Function: qflll
Section: linear_algebra
C-Name: qflll0
Prototype: GD0,L,
Help: qflll(x,{flag=0}): LLL reduction of the vectors forming the matrix x
 (gives the unimodular transformation matrix T such that x*T is LLL-reduced). flag is
 optional, and can be 0: default, 1: assumes x is integral, 2: assumes x is
 integral, returns a partially reduced basis,
 4: assumes x is integral, returns [K,T] where K is the integer kernel of x
 and T the LLL reduced image, 5: same as 4 but x may have polynomial
 coefficients, 8: same as 0 but x may have polynomial coefficients.
Description:
 (vec, ?0):vec       lll($1)
 (vec, 1):vec        lllint($1)
 (vec, 2):vec        lllintpartial($1)
 (vec, 4):vec        lllkerim($1)
 (vec, 5):vec        lllkerimgen($1)
 (vec, 8):vec        lllgen($1)
 (vec, #small):vec   $"Bad flag in qflll"
 (vec, small):vec    qflll0($1, $2)
Doc: \idx{LLL} algorithm applied to the
 \emph{columns} of the matrix $x$. The columns of $x$ may be linearly
 dependent. The result is a unimodular transformation matrix $T$ such that $x
 \cdot T$ is an LLL-reduced basis of the lattice generated by the column
 vectors of $x$. Note that if $x$ is not of maximal rank $T$ will not be
 square. The LLL parameters are $(0.51,0.99)$, meaning that the Gram-Schmidt
 coefficients for the final basis satisfy $|\mu_{i,j}| \leq 0.51$, and the
 Lov\'{a}sz's constant is $0.99$.

 If $\fl=0$ (default), assume that $x$ has either exact (integral or
 rational) or real floating point entries. The matrix is rescaled, converted
 to integers and the behavior is then as in $\fl = 1$.

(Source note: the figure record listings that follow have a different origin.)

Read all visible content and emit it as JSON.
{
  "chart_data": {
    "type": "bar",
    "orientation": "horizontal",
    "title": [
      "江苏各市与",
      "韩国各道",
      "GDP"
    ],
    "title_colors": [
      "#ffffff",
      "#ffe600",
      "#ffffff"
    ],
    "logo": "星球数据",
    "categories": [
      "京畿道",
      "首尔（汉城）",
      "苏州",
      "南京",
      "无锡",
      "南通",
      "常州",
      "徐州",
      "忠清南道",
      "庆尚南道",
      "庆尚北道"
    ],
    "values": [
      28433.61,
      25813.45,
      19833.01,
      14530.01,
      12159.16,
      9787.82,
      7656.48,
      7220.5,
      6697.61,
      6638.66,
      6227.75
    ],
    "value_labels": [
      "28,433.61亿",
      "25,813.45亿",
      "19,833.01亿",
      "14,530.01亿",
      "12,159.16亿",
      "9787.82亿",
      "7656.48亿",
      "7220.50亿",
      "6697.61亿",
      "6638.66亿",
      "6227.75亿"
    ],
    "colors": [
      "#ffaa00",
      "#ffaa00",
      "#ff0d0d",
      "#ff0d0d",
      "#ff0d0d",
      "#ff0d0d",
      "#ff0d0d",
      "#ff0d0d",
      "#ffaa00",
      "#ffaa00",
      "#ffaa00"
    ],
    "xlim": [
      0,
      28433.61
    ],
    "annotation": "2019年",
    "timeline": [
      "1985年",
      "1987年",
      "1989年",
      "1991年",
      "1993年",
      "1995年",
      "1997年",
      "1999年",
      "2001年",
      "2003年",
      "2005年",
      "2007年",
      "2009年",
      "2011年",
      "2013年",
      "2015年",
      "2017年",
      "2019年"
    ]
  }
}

 If $\fl=1$, assume that $x$ is integral. Computations involving Gram-Schmidt
 vectors are approximate, with precision varying as needed (Lehmer's trick,
 as generalized by Schnorr). Adapted from Nguyen and Stehl\'e's algorithm
 and Stehl\'e's code (\kbd{fplll-1.3}).

 If $\fl=2$, $x$ should be an integer matrix whose columns are linearly
 independent. Returns a partially reduced basis for $x$, using an unpublished
 algorithm by Peter Montgomery: a basis is said to be \emph{partially reduced}
 if $|v_i \pm v_j| \geq |v_i|$ for any two distinct basis vectors $v_i, \,
 v_j$.

 This is faster than $\fl=1$, esp. when one row is huge compared
 to the other rows (knapsack-style), and should quickly produce relatively
 short vectors. The resulting basis is \emph{not} LLL-reduced in general.
 If LLL reduction is eventually desired, avoid this partial reduction:
 applying LLL to the partially reduced matrix is significantly \emph{slower}
 than starting from a knapsack-type lattice.

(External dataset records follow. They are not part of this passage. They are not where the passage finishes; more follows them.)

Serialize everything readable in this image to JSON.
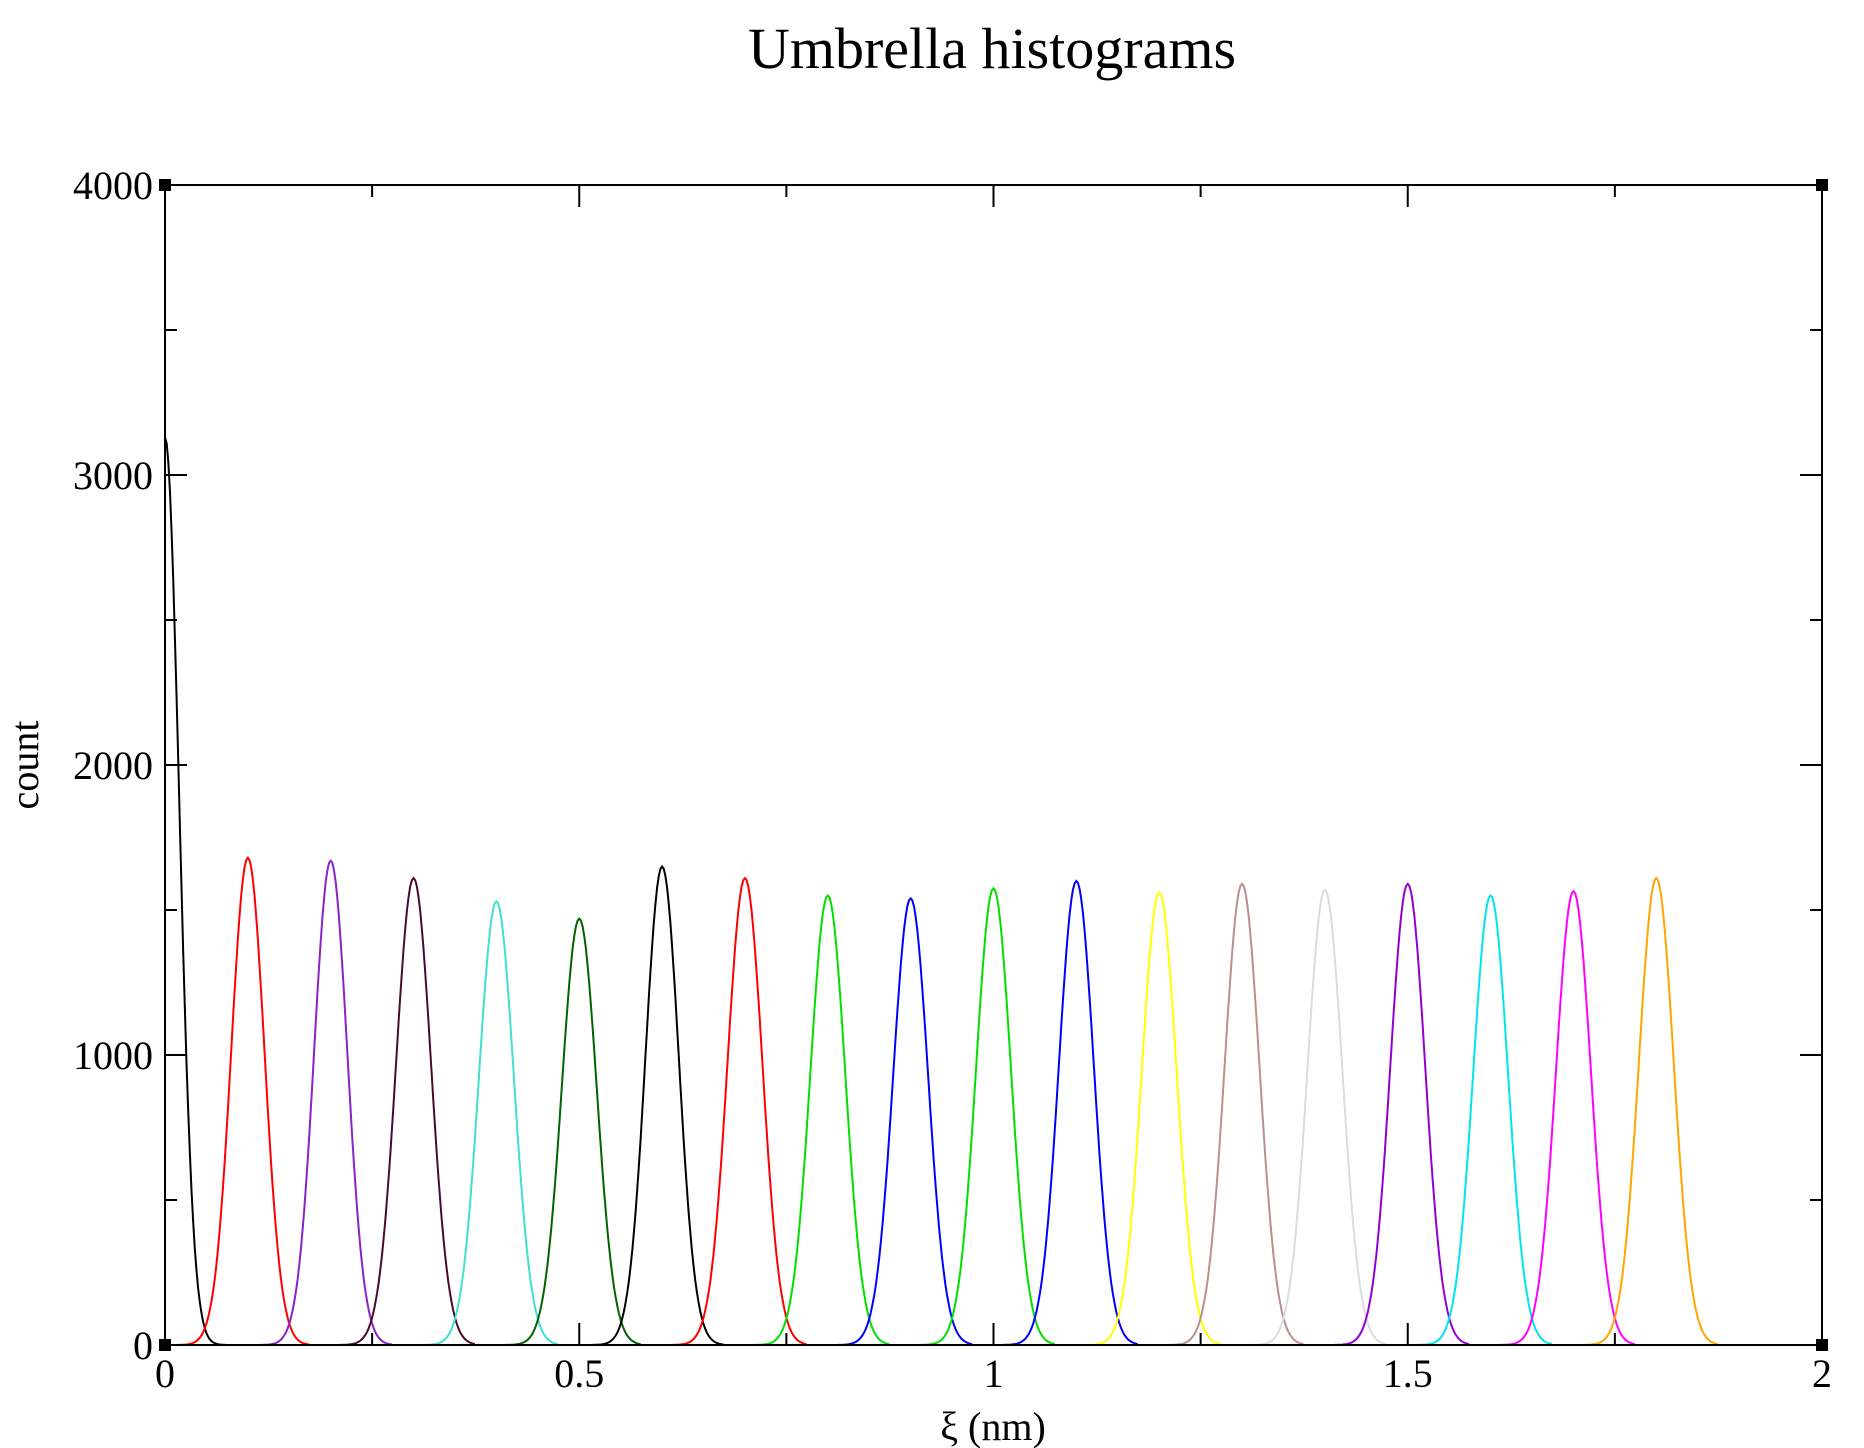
{
  "chart_data": {
    "type": "line",
    "title": "Umbrella histograms",
    "xlabel": "ξ (nm)",
    "ylabel": "count",
    "xlim": [
      0,
      2
    ],
    "ylim": [
      0,
      4000
    ],
    "x_ticks": [
      0,
      0.5,
      1,
      1.5,
      2
    ],
    "x_tick_labels": [
      "0",
      "0.5",
      "1",
      "1.5",
      "2"
    ],
    "y_ticks": [
      0,
      1000,
      2000,
      3000,
      4000
    ],
    "y_tick_labels": [
      "0",
      "1000",
      "2000",
      "3000",
      "4000"
    ],
    "x_minor_ticks": [
      0.25,
      0.75,
      1.25,
      1.75
    ],
    "y_minor_ticks": [
      500,
      1500,
      2500,
      3500
    ],
    "grid": false,
    "legend": "none",
    "series_shape": "gaussian",
    "series": [
      {
        "center": 0.0,
        "peak": 3130,
        "sigma": 0.017,
        "x_start": 0.0,
        "x_end": 0.075,
        "color": "#000000"
      },
      {
        "center": 0.1,
        "peak": 1680,
        "sigma": 0.02,
        "x_start": 0.0,
        "x_end": 0.175,
        "color": "#ff0000"
      },
      {
        "center": 0.2,
        "peak": 1670,
        "sigma": 0.02,
        "x_start": 0.1,
        "x_end": 0.275,
        "color": "#8b22c7"
      },
      {
        "center": 0.3,
        "peak": 1610,
        "sigma": 0.021,
        "x_start": 0.2,
        "x_end": 0.375,
        "color": "#4a0a2e"
      },
      {
        "center": 0.4,
        "peak": 1530,
        "sigma": 0.021,
        "x_start": 0.3,
        "x_end": 0.475,
        "color": "#40e0d0"
      },
      {
        "center": 0.5,
        "peak": 1470,
        "sigma": 0.021,
        "x_start": 0.4,
        "x_end": 0.575,
        "color": "#006400"
      },
      {
        "center": 0.6,
        "peak": 1650,
        "sigma": 0.02,
        "x_start": 0.5,
        "x_end": 0.675,
        "color": "#000000"
      },
      {
        "center": 0.7,
        "peak": 1610,
        "sigma": 0.021,
        "x_start": 0.6,
        "x_end": 0.775,
        "color": "#ff0000"
      },
      {
        "center": 0.8,
        "peak": 1550,
        "sigma": 0.021,
        "x_start": 0.7,
        "x_end": 0.875,
        "color": "#00e000"
      },
      {
        "center": 0.9,
        "peak": 1540,
        "sigma": 0.021,
        "x_start": 0.8,
        "x_end": 0.975,
        "color": "#0000ff"
      },
      {
        "center": 1.0,
        "peak": 1575,
        "sigma": 0.021,
        "x_start": 0.9,
        "x_end": 1.075,
        "color": "#00e000"
      },
      {
        "center": 1.1,
        "peak": 1600,
        "sigma": 0.021,
        "x_start": 1.0,
        "x_end": 1.175,
        "color": "#0000ff"
      },
      {
        "center": 1.2,
        "peak": 1560,
        "sigma": 0.021,
        "x_start": 1.1,
        "x_end": 1.275,
        "color": "#ffff00"
      },
      {
        "center": 1.3,
        "peak": 1590,
        "sigma": 0.021,
        "x_start": 1.2,
        "x_end": 1.375,
        "color": "#bc8f8f"
      },
      {
        "center": 1.4,
        "peak": 1570,
        "sigma": 0.021,
        "x_start": 1.3,
        "x_end": 1.475,
        "color": "#dcdcdc"
      },
      {
        "center": 1.5,
        "peak": 1590,
        "sigma": 0.021,
        "x_start": 1.4,
        "x_end": 1.575,
        "color": "#9400d3"
      },
      {
        "center": 1.6,
        "peak": 1550,
        "sigma": 0.021,
        "x_start": 1.5,
        "x_end": 1.675,
        "color": "#00e5ee"
      },
      {
        "center": 1.7,
        "peak": 1565,
        "sigma": 0.021,
        "x_start": 1.6,
        "x_end": 1.775,
        "color": "#ff00ff"
      },
      {
        "center": 1.8,
        "peak": 1610,
        "sigma": 0.021,
        "x_start": 1.7,
        "x_end": 1.875,
        "color": "#ffa500"
      }
    ]
  }
}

 If $\fl=4$, as $\fl=1$, returning a vector $[K, T]$ of matrices: the
 columns of $K$ represent a basis of the integer kernel of $x$
 (not LLL-reduced in general) and $T$ is the transformation
 matrix such that $x\cdot T$ is an LLL-reduced $\Z$-basis of the image
 of the matrix $x$.

 If $\fl=5$, case as case $4$, but $x$ may have polynomial coefficients.

 If $\fl=8$, same as case $0$, but $x$ may have polynomial coefficients.

Variant: Also available are \fun{GEN}{lll}{GEN x} ($\fl=0$),
 \fun{GEN}{lllint}{GEN x} ($\fl=1$), and \fun{GEN}{lllkerim}{GEN x} ($\fl=4$).